多くの国民はストルテンベリィ首相の態度に共感した。事件直後の世論調査によると80パーセントのノルウェー人は、彼の対処は適切であったと評価している。不適切としたのはわずか1パーセントだ。

 

事件から一ヶ月が経過したが、誠実で真摯な態度であたるストルテンベリィ首相への信頼度は日をおって強くなっており、「国家の父」として不動の地位を獲得している。労働党の支持や入党希望者は増え続け、次期も政権を担当するのは当然と見られている。

 

同胞の殺戮を行うことにより、人々を目覚めさせ、ノルウェーを外国人の「侵害」から守るというブレイヴィクの意図は、逆の結果を生んでしまった。
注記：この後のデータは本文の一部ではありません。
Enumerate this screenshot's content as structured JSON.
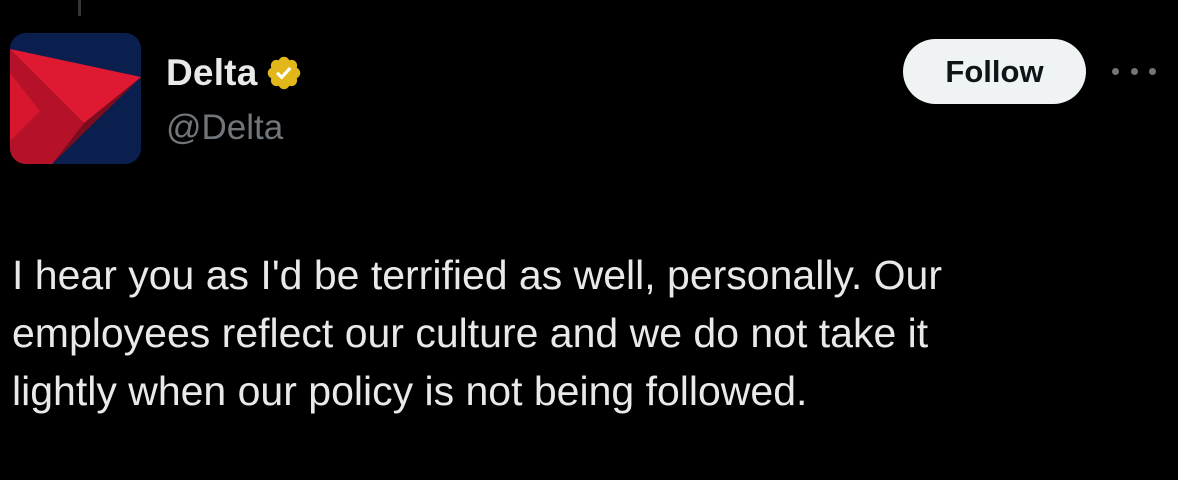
{
  "account": {
    "display_name": "Delta",
    "handle": "@Delta",
    "verified": true,
    "avatar_icon": "delta-widget-logo",
    "verified_icon": "gold-verified-badge"
  },
  "actions": {
    "follow_label": "Follow",
    "more_icon": "more-horizontal-icon"
  },
  "tweet": {
    "text": "I hear you as I'd be terrified as well, personally. Our\nemployees reflect our culture and we do not take it\nlightly when our policy is not being followed."
  },
  "colors": {
    "background": "#000000",
    "text_primary": "#e7e9ea",
    "text_secondary": "#71767b",
    "follow_button_bg": "#eff3f4",
    "verified_gold": "#e2b719",
    "brand_red": "#e01933",
    "brand_navy": "#0b1f4f"
  }
}
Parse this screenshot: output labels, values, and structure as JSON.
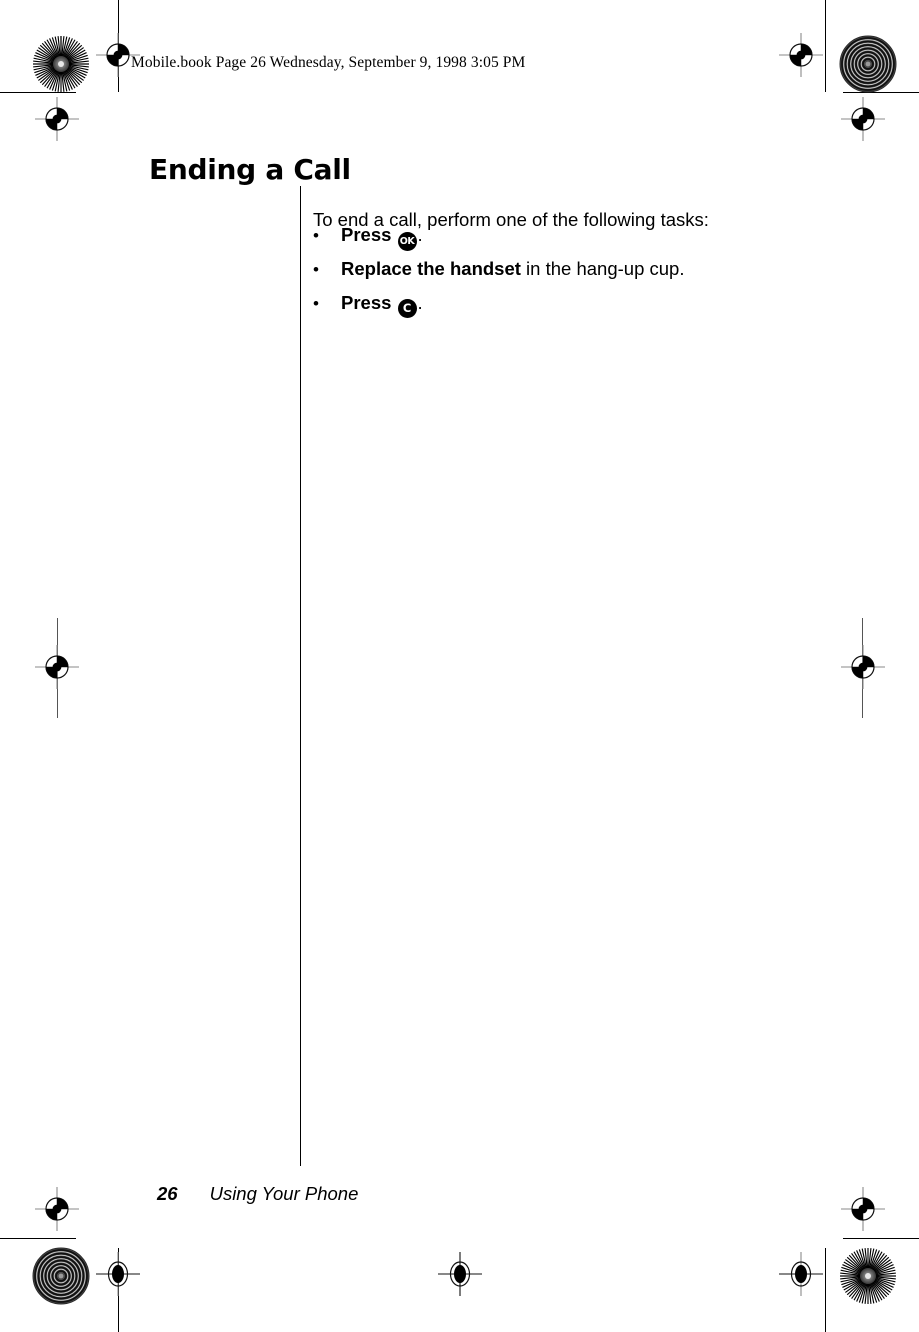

人々は在住外国人も含めて、お互いに思慮深い態度で接しあっているという。外国人排除を標榜する右翼系政党は人気を失い、これまで使っていた過激な言葉を慎むようになった。国が大きな危機に瀕した場合、国民は指導者を中心に結束すると言われているが、その通りになった。

 

その影響はスウェーデンにも波及し、極右で外国人排斥のスウェーデン民主党(SD)の人気はガタ落ちだ。高いときは7パーセントを上回っていた支持率は、いまや3パーセントに満たない。いま、仮に総選挙が行われると国会に代表を送れない数値である。しかし、人は長くは記憶しない傾向にあるので、これからどうなるかは分からないが・・。